There’s a new war for talent. Even while some victims of the recession are still out of a job, workers with in-demand skills like programming and web design can work wherever they want and command a huge salary.

Companies are literally fighting a war every day to keep this talent in their organization – and to steal more skilled workers from the competition. If you think this is blowing things out of proportion, consider this: a recruiting firm sent 150 baskets of cookies to employees at social-game-creator Zynga to let them know they want to chat about opportunities at other companies. They didn’t send those baskets to their homes; they sent them to the Zynga office. Talk about brazen!

As the economy continues to recover, as Baby Boomers continue to retire, and as the gap between the skills companies need and the skills most people have continues to grow, this war for talent will only intensify. The companies who see this coming and are prepared to do what it takes to hire and retain the right people will survive and even thrive in this new war for talent. The companies who play the wait-and-see game will be in big trouble.

5 predictions on how things will change

This new war for talent will lead to major changes in the workplace. Here are five predictions for how it will change things forever.

1. Companies will begin teaching practical skills to employees, job candidates and anyone else who wants to learn.

As companies recognize the need to train talent, develop skills and retain employees, talent management and training and development are becoming even more critical for most successful organizations. Companies will become increasingly focused on developing their internal talent through professional education and non-stop feedback.

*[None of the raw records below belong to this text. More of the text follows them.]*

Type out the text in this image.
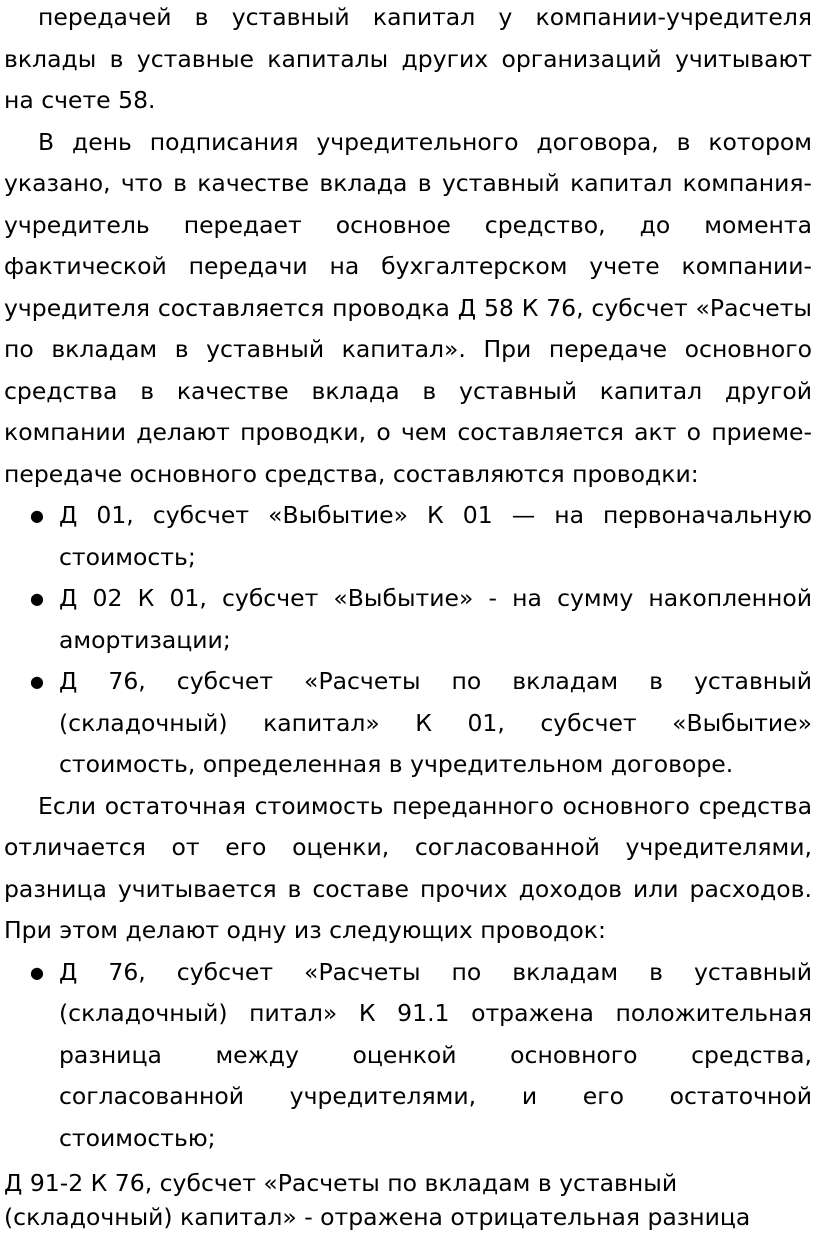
передачей в уставный капитал у компании-учредителя вклады в уставные капиталы других организаций учитывают на счете 58.

В день подписания учредительного договора, в котором указано, что в качестве вклада в уставный капитал компания-учредитель передает основное средство, до момента фактической передачи на бухгалтерском учете компании-учредителя составляется проводка Д 58 К 76, субсчет «Расчеты по вкладам в уставный капитал». При передаче основного средства в качестве вклада в уставный капитал другой компании делают проводки, о чем составляется акт о приеме-передаче основного средства, составляются проводки:

● Д 01, субсчет «Выбытие» К 01 — на первоначальную стоимость;
● Д 02 К 01, субсчет «Выбытие» - на сумму накопленной амортизации;
● Д 76, субсчет «Расчеты по вкладам в уставный (складочный) капитал» К 01, субсчет «Выбытие» стоимость, определенная в учредительном договоре.

Если остаточная стоимость переданного основного средства отличается от его оценки, согласованной учредителями, разница учитывается в составе прочих доходов или расходов. При этом делают одну из следующих проводок:

● Д 76, субсчет «Расчеты по вкладам в уставный (складочный) питал» К 91.1 отражена положительная разница между оценкой основного средства, согласованной учредителями, и его остаточной стоимостью;

Д 91-2 К 76, субсчет «Расчеты по вкладам в уставный (складочный) капитал» - отражена отрицательная разница
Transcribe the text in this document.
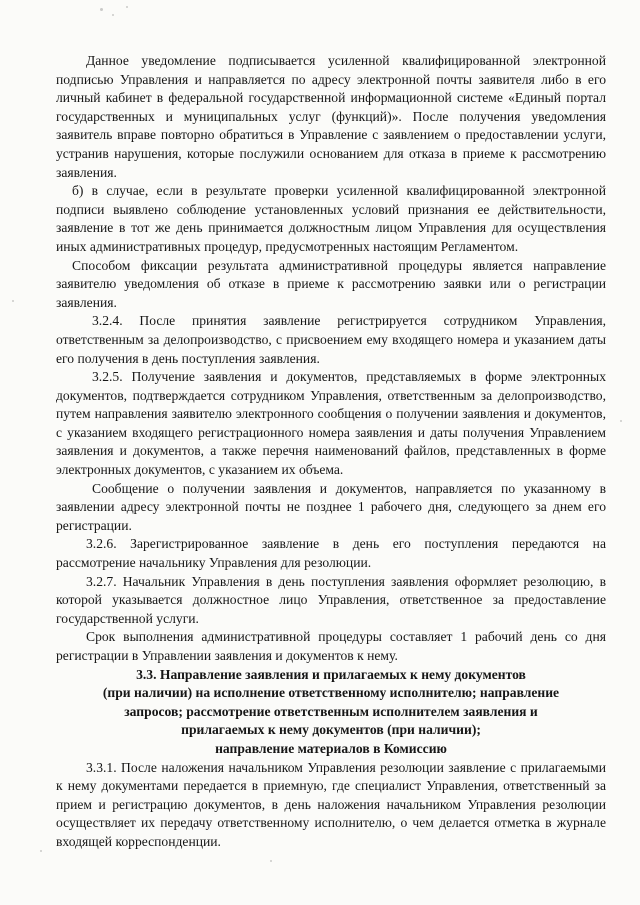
Данное уведомление подписывается усиленной квалифицированной электронной подписью Управления и направляется по адресу электронной почты заявителя либо в его личный кабинет в федеральной государственной информационной системе «Единый портал государственных и муниципальных услуг (функций)». После получения уведомления заявитель вправе повторно обратиться в Управление с заявлением о предоставлении услуги, устранив нарушения, которые послужили основанием для отказа в приеме к рассмотрению заявления.

б) в случае, если в результате проверки усиленной квалифицированной электронной подписи выявлено соблюдение установленных условий признания ее действительности, заявление в тот же день принимается должностным лицом Управления для осуществления иных административных процедур, предусмотренных настоящим Регламентом.

Способом фиксации результата административной процедуры является направление заявителю уведомления об отказе в приеме к рассмотрению заявки или о регистрации заявления.

3.2.4. После принятия заявление регистрируется сотрудником Управления, ответственным за делопроизводство, с присвоением ему входящего номера и указанием даты его получения в день поступления заявления.

3.2.5. Получение заявления и документов, представляемых в форме электронных документов, подтверждается сотрудником Управления, ответственным за делопроизводство, путем направления заявителю электронного сообщения о получении заявления и документов, с указанием входящего регистрационного номера заявления и даты получения Управлением заявления и документов, а также перечня наименований файлов, представленных в форме электронных документов, с указанием их объема.

Сообщение о получении заявления и документов, направляется по указанному в заявлении адресу электронной почты не позднее 1 рабочего дня, следующего за днем его регистрации.

3.2.6. Зарегистрированное заявление в день его поступления передаются на рассмотрение начальнику Управления для резолюции.

3.2.7. Начальник Управления в день поступления заявления оформляет резолюцию, в которой указывается должностное лицо Управления, ответственное за предоставление государственной услуги.

Срок выполнения административной процедуры составляет 1 рабочий день со дня регистрации в Управлении заявления и документов к нему.

3.3. Направление заявления и прилагаемых к нему документов

(при наличии) на исполнение ответственному исполнителю; направление

запросов; рассмотрение ответственным исполнителем заявления и

прилагаемых к нему документов (при наличии);

направление материалов в Комиссию

3.3.1. После наложения начальником Управления резолюции заявление с прилагаемыми к нему документами передается в приемную, где специалист Управления, ответственный за прием и регистрацию документов, в день наложения начальником Управления резолюции осуществляет их передачу ответственному исполнителю, о чем делается отметка в журнале входящей корреспонденции.
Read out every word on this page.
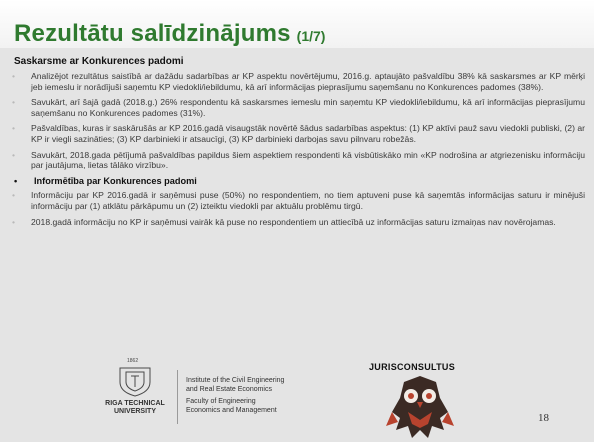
Rezultātu salīdzinājums (1/7)
Saskarsme ar Konkurences padomi
• Analizējot rezultātus saistībā ar dažādu sadarbības ar KP aspektu novērtējumu, 2016.g. aptaujāto pašvaldību 38% kā saskarsmes ar KP mērķi jeb iemeslu ir norādījuši saņemtu KP viedokli/iebildumu, kā arī informācijas pieprasījumu saņemšanu no Konkurences padomes (38%).
• Savukārt, arī šajā gadā (2018.g.) 26% respondentu kā saskarsmes iemeslu min saņemtu KP viedokli/iebildumu, kā arī informācijas pieprasījumu saņemšanu no Konkurences padomes (31%).
• Pašvaldības, kuras ir saskārušās ar KP 2016.gadā visaugstāk novērtē šādus sadarbības aspektus: (1) KP aktīvi pauž savu viedokli publiski, (2) ar KP ir viegli sazināties; (3) KP darbinieki ir atsaucīgi, (3) KP darbinieki darbojas savu pilnvaru robežās.
• Savukārt, 2018.gada pētījumā pašvaldības papildus šiem aspektiem respondenti kā visbūtiskāko min «KP nodrošina ar atgriezenisku informāciju par jautājuma, lietas tālāko virzību».
• Informētība par Konkurences padomi
• Informāciju par KP 2016.gadā ir saņēmusi puse (50%) no respondentiem, no tiem aptuveni puse kā saņemtās informācijas saturu ir minējuši informāciju par (1) atklātu pārkāpumu un (2) izteiktu viedokli par aktuālu problēmu tirgū.
• 2018.gadā informāciju no KP ir saņēmusi vairāk kā puse no respondentiem un attiecībā uz informācijas saturu izmaiņas nav novērojamas.
1862
RIGA TECHNICAL
UNIVERSITY
Institute of the Civil Engineering
and Real Estate Economics
Faculty of Engineering
Economics and Management
JURISCONSULTUS
18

However, as the skills gap continues to widen, this will actually go a step further, and employers will begin teaching and offering practical skills-based education to anyone who wants to learn. Whether it’s a job applicant or someone who just wants to grow professionally, everyone is a potential employee, so it makes sense from an employer branding and a recruiting perspective that companies offer this type of training to any interested party. A great example of how this is playing out right now is Living Social’s Hungry Academy.

2. The higher education institutions most resistant to change will collapse, the most forward-thinking institutions will re-invent the system and the cost of education will drop radically.

College – particularly the cost of college – is under fire. Occupy Wall Street showed the world just how much anger there is over rising costs and the subsequent student loans that prevent graduates from doing what they love.

Everywhere you look, you see new startups claiming to reinvent education, vying for a piece of this massive market. It’s inevitable that today’s notion of going to college for four years — and $150,000 — will change. The institutions that expect to stay relevant will have to do a much better job of preparing students for the workplace, and investing serious time and resources into improving their career centers. The question is: how fast will things change, and what exactly will this future look like?

These are enormous questions, and yet one thing is for sure: the institutions that survive will adapt to the new reality, and the ones that don’t will die.

3. The new “talent” will be life-long learners. The war for talent used to mean finding the most educated and most experienced people to work for you. But the new war for talent is a war for skills, a war for bright people who are constantly curious.

As technology continues to evolve and new skills become relevant overnight, it will be impossible for anyone to have all of the skills that a company needs at any given time. So the people you should be most interested in hiring are the people who want to learn and want to grow.

These are the people who will be motivated to learn the new skills a company needs on their own, the people who will actually take advantage of training and development opportunities. New tools will pop up to help identify these people, and the best recruiters will be obsessed with hiring these life-long learners.

4. Resumes will finally become irrelevant. As employers continue to recognize that the best hires do not necessarily have a college degree or relevant experience but are constantly curious generalists willing to learn what matters today, resumes will continue to become a poor judge of candidate.

We’ve been moving in this direction for years, but now more than ever, it’s nearly impossible to pick up a piece of paper or even a Linkedin profile and make a decision on whether a job candidate is worth interviewing.

The best way to know if someone is curious, driven and relevant is to ask them tough questions and find out what they read, what they’ve learned at their last position, and how they seek self improvement in their spare time.

5. Job boards will adapt or die as the resume is replaced by the instant need for personal communication between recruiter and candidate.

As resumes become increasingly irrelevant, the next industry to die or reinvent itself will be the job board. We’re already watching companies like Monster lay off hundreds of employees and put themselves up for sale. It’s pretty obvious that spraying and praying by clicking “apply” and hoping to hear back from employers is a broken process that leads to nothing but frustration by candidates and recruiters alike.

The new online job search is all about instant personal communication between recruiter and candidate. A combination of smart matching technology and “old-school” recruiting practices where a candidate is allowed to actually talk with a recruiter at the beginning of the process is the near future of this industry. My company, Brazen Careerist, is already testing this theory with our online recruiting events and seeing huge demand.

A very real war for talent is about to slap us all in the face – and it’s time to be prepared. The companies that are ready can use this transition to their advantage and come out on top as the next Apple or Google or Facebook.

The ones that don’t? They’ll likely find themselves out of business.